A crise interna no Supremo Tribunal Federal (STF) ganhou um novo capítulo com a divulgação de mensagens trocadas entre os ministros Gilmar Mendes e Kassio Nunes Marques. O diálogo, ocorrido pelo WhatsApp, revela cobranças em tom duro feitas pelo decano da Corte e terminou com Nunes Marques bloqueando o colega no aplicativo.
A discussão ocorreu em 8 de setembro, em meio às divergências envolvendo o afastamento de Andrei Rodrigues da direção-geral da Polícia Federal e às repercussões do caso Banco Master. Gilmar questionou a atuação de Nunes Marques e Luiz Fux e cobrou que os dois se afastassem de processos relacionados ao episódio.
Cobrança para “abrir as contas”
Nas mensagens divulgadas, Gilmar Mendes afirmou que Nunes Marques e Fux deveriam “abrir as contas” e deixar os processos. Também disse que Nunes Marques deveria sair do Tribunal Superior Eleitoral (TSE), Corte atualmente presidida pelo ministro.
Nunes Marques reagiu à abordagem e pediu respeito ao colega, afirmando que aquele comportamento não seria adequado. Em outro momento, disse que não continuaria conversando com quem não o respeitasse.
Gilmar voltou a cobrar transparência sobre as contas do ministro antes de sua participação em julgamentos relacionados ao caso Master. Nunes Marques respondeu que poderia apresentá-las e afirmou prestar contas de suas atividades havia 15 anos como juiz.
“Eu entendo de malandro”
A conversa ficou ainda mais áspera no encerramento. Gilmar Mendes escreveu: “Eu entendo de Malandro”. Nunes Marques respondeu: “Claro que você entende.” Na sequência, Gilmar mencionou “tramoias”. Depois da discussão, Nunes Marques bloqueou o contato do decano no WhatsApp.

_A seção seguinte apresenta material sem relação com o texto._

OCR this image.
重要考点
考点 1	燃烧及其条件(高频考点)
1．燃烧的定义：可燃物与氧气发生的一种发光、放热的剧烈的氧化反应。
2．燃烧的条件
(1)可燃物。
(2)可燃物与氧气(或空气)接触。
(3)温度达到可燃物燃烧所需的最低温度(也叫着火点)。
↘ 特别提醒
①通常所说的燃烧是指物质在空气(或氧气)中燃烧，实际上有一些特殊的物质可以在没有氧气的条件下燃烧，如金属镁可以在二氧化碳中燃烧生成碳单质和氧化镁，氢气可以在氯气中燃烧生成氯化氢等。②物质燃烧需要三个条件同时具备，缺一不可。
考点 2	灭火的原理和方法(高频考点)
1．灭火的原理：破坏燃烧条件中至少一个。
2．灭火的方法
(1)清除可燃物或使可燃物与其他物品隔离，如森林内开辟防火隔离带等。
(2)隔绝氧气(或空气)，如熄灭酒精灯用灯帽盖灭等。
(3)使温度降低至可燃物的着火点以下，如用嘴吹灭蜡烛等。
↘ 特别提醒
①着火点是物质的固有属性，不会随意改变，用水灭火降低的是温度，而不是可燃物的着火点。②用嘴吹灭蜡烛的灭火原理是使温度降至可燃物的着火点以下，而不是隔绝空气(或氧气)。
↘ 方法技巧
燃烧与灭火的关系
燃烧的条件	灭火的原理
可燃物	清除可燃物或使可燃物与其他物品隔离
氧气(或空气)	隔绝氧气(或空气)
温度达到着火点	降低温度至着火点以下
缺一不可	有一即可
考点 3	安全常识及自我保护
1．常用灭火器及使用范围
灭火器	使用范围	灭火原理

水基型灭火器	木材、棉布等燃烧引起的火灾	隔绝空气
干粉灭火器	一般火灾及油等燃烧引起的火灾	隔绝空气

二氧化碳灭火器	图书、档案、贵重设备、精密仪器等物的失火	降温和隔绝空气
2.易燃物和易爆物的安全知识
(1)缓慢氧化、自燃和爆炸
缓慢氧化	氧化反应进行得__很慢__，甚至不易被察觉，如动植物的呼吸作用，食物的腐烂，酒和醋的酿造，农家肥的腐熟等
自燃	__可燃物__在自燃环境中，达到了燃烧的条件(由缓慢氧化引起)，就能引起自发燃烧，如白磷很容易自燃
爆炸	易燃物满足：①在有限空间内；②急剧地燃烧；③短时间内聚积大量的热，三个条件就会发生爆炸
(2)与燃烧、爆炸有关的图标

O teor das mensagens pode ser interpretado como uma forte pressão de Gilmar sobre o colega, mas a caracterização como “intimidação” é uma avaliação sobre o episódio. O fato documentado é que houve cobranças diretas para que Nunes Marques abrisse suas contas, deixasse determinados processos e saísse do TSE.
Crise no Supremo
O episódio ocorre em meio a uma sequência de divergências públicas entre integrantes do STF relacionadas às investigações e aos desdobramentos do caso Banco Master. Nunes Marques também passou a figurar no debate após diálogos extraídos do celular de Daniel Vorcaro mencionarem seu filho, Kevin Marques. A assessoria do advogado afirma que ele prestou serviços jurídicos a uma empresa e nega vínculo com Vorcaro ou com o Banco Master.
As mensagens entre os próprios ministros acrescentaram um novo elemento à crise institucional ao revelar que divergências jurídicas passaram também para conversas privadas em tom abertamente confrontador.